2. It’s design is a classic Southern plantation house, Greek Revival style, very symmetrical. Wornall owned several slaves and rented others for various jobs. During the Civil War, he started paying his slaves in order to avoid having his house burned/being captured by Union soldiers. Because of this, he got on the army’s good side, but no one told the Jayhawkers who were still making things very interesting for those they saw as southern sympathizers. So during the battle of Westport, the Union army had to take him under their protection.
3. The living room, the room that the army used for their surgeries.
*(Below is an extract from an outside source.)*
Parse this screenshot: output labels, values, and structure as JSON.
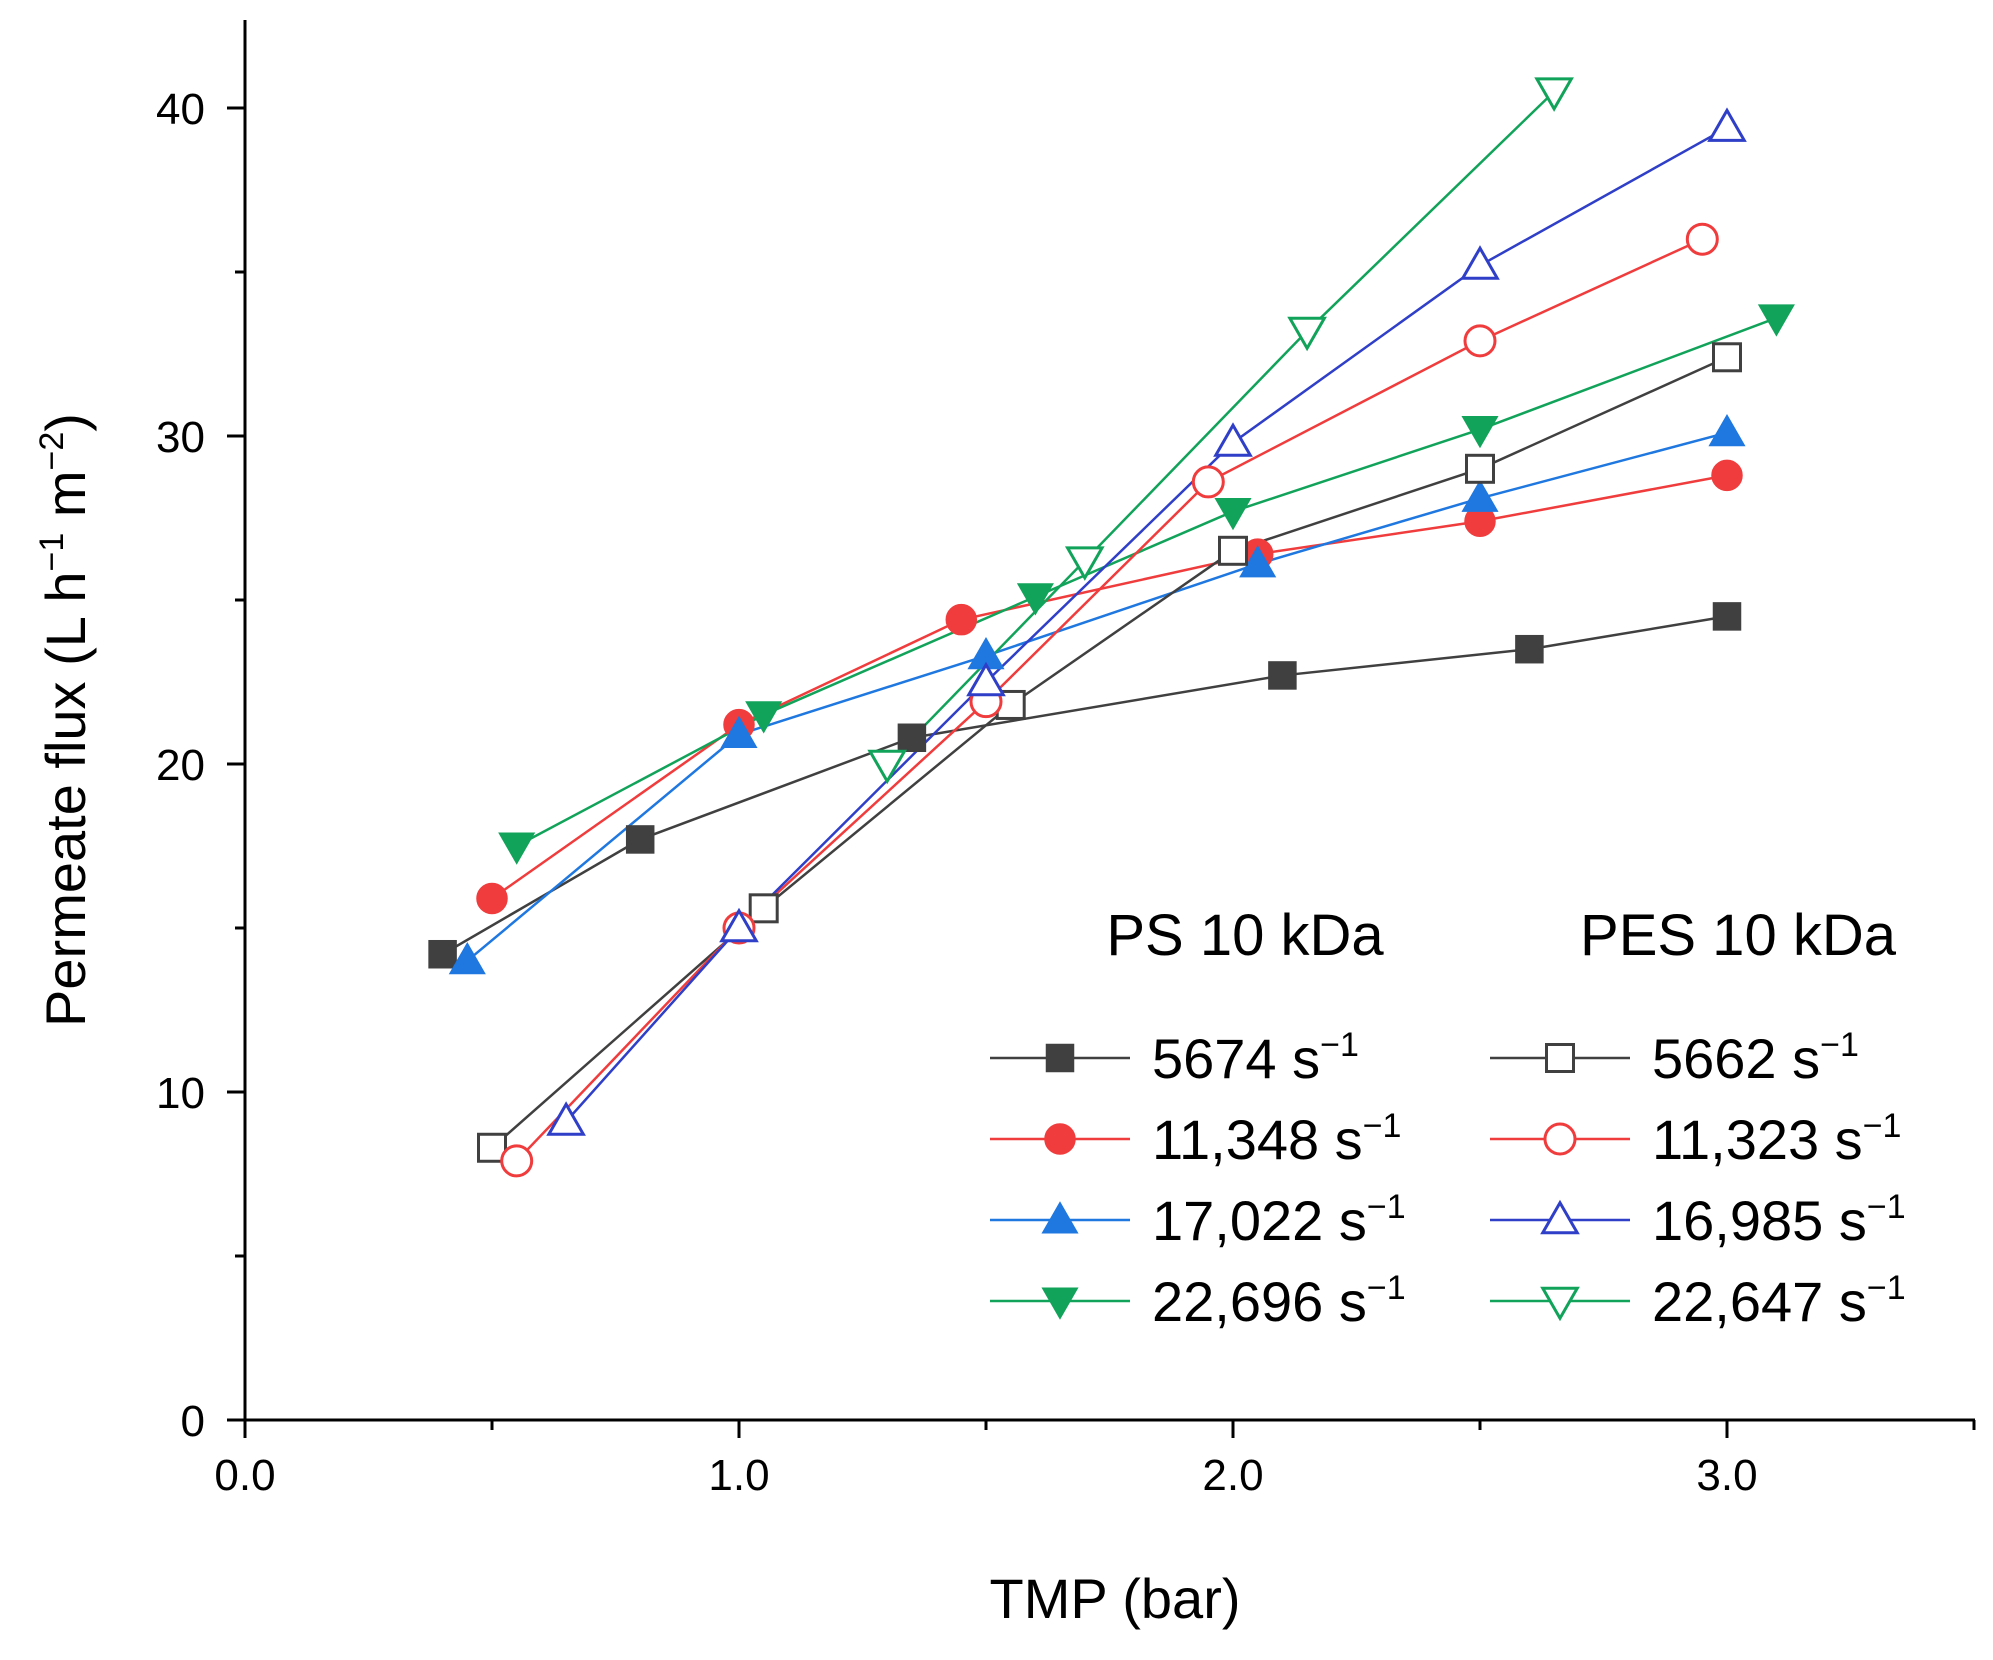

On the little table they had a bunch of old copies of Harpers Weekly magazines. At the time wallpaper was less expensive than paint, so they would have only used wallpaper in rooms they didn’t have guests in. Also, all the wood in the house was shipped in from St. Louis because in the 1850s, there were no trees in Kansas City.
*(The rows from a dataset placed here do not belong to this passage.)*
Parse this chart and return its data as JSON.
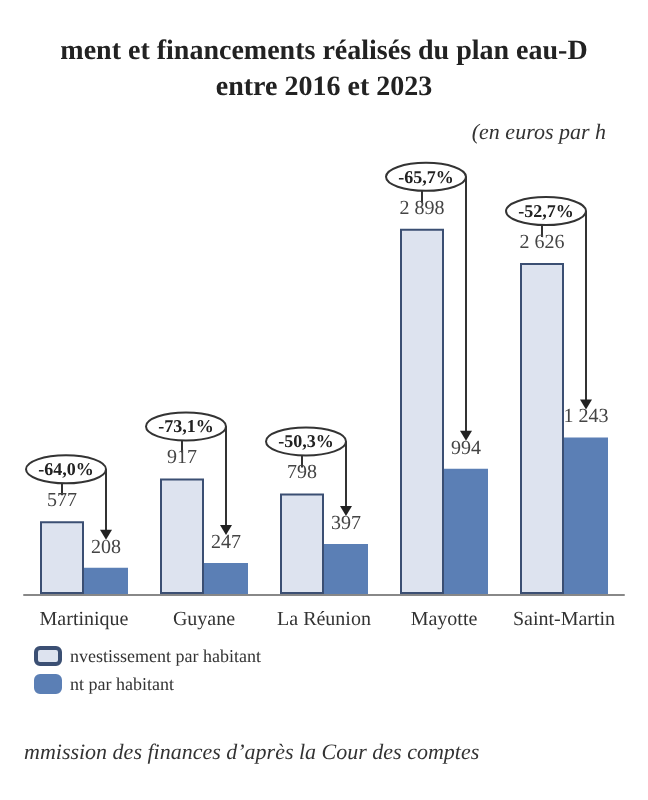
{
  "chart_data": {
    "type": "bar",
    "title": "ment et financements réalisés du plan eau-D\nentre 2016 et 2023",
    "subtitle": "(en euros par h",
    "categories": [
      "Martinique",
      "Guyane",
      "La Réunion",
      "Mayotte",
      "Saint-Martin"
    ],
    "series": [
      {
        "name": "nvestissement par habitant",
        "color": "#dde3ef",
        "values": [
          577,
          917,
          798,
          2898,
          2626
        ]
      },
      {
        "name": "nt par habitant",
        "color": "#5b7fb5",
        "values": [
          208,
          247,
          397,
          994,
          1243
        ]
      }
    ],
    "data_labels": true,
    "legend": "bottom left",
    "annotations": [
      "-64,0%",
      "-73,1%",
      "-50,3%",
      "-65,7%",
      "-52,7%",
      "mmission des finances d’après la Cour des comptes"
    ]
  }
}
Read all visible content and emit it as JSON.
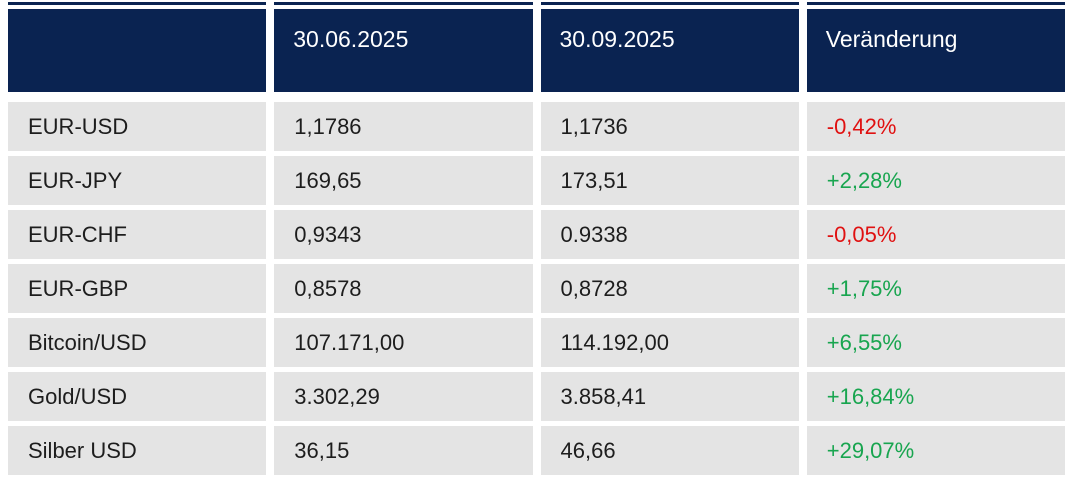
{
  "chart_data": {
    "type": "table",
    "title": "",
    "columns": [
      "",
      "30.06.2025",
      "30.09.2025",
      "Veränderung"
    ],
    "rows": [
      {
        "label": "EUR-USD",
        "value_1": "1,1786",
        "value_2": "1,1736",
        "change": "-0,42%",
        "direction": "down"
      },
      {
        "label": "EUR-JPY",
        "value_1": "169,65",
        "value_2": "173,51",
        "change": "+2,28%",
        "direction": "up"
      },
      {
        "label": "EUR-CHF",
        "value_1": "0,9343",
        "value_2": "0.9338",
        "change": "-0,05%",
        "direction": "down"
      },
      {
        "label": "EUR-GBP",
        "value_1": "0,8578",
        "value_2": "0,8728",
        "change": "+1,75%",
        "direction": "up"
      },
      {
        "label": "Bitcoin/USD",
        "value_1": "107.171,00",
        "value_2": "114.192,00",
        "change": "+6,55%",
        "direction": "up"
      },
      {
        "label": "Gold/USD",
        "value_1": "3.302,29",
        "value_2": "3.858,41",
        "change": "+16,84%",
        "direction": "up"
      },
      {
        "label": "Silber USD",
        "value_1": "36,15",
        "value_2": "46,66",
        "change": "+29,07%",
        "direction": "up"
      }
    ],
    "colors": {
      "header_bg": "#0a2351",
      "row_bg": "#e4e4e4",
      "positive": "#18a54f",
      "negative": "#e01111",
      "header_text": "#ffffff",
      "body_text": "#1d1d1d"
    }
  }
}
4. The parlor. If I remember right, the piano is original to the house. The chairs are covered with slip covers for the summer. The ladies’ chair is on the right (the one without arms so that those huge hoop skirts wouldn’t catch on the arms and fly up, lol)
5. A lithograph in the dining room, by George Caleb Bingham (who is actually one of my favorite artists, and I admit I got way too excited when I recognized his work without even looking at the name, lol) of General Order 11.
6. The kitchen. So if you go to a lot of historic houses, like I do, there’s some things you start to recognize in every historic kitchen. It varies by region, of course, like what they could get (for example, by this time in the East, most kitchens would have had stoves rather than open hearths). One thing is sugar cones. During the 19th century and before, sugar was really expensive and it came packed in really hard cones and covered in paper. You didn’t just keep sugar on the table where anyone could get to it. You kept it in a special locking case made just for that purpose. You then put that case somewhere where all your guests could see it, so they could see that you could afford sugar.
7. One thing I didn’t know before today though, was about blocks of tea. Back in the day, tea came from China packed into really hard blocks and printed with intricate patterns. To make liquid tea, you’d break off a small chunk of it and grate it with something like a cheese grater. Apparently it wasn’t like…tea bags or even liquid tea that the colonists in Boston threw into the harbor, it was huge blocks like this. I have no idea how I never learned this before now.
So yeah…it was very interesting. :) There’s still so much I don’t know about Kansas City, so I hope we can go on more KC adventures soon! You’ve all inspired me so much to explore the places around me that I always take for granted.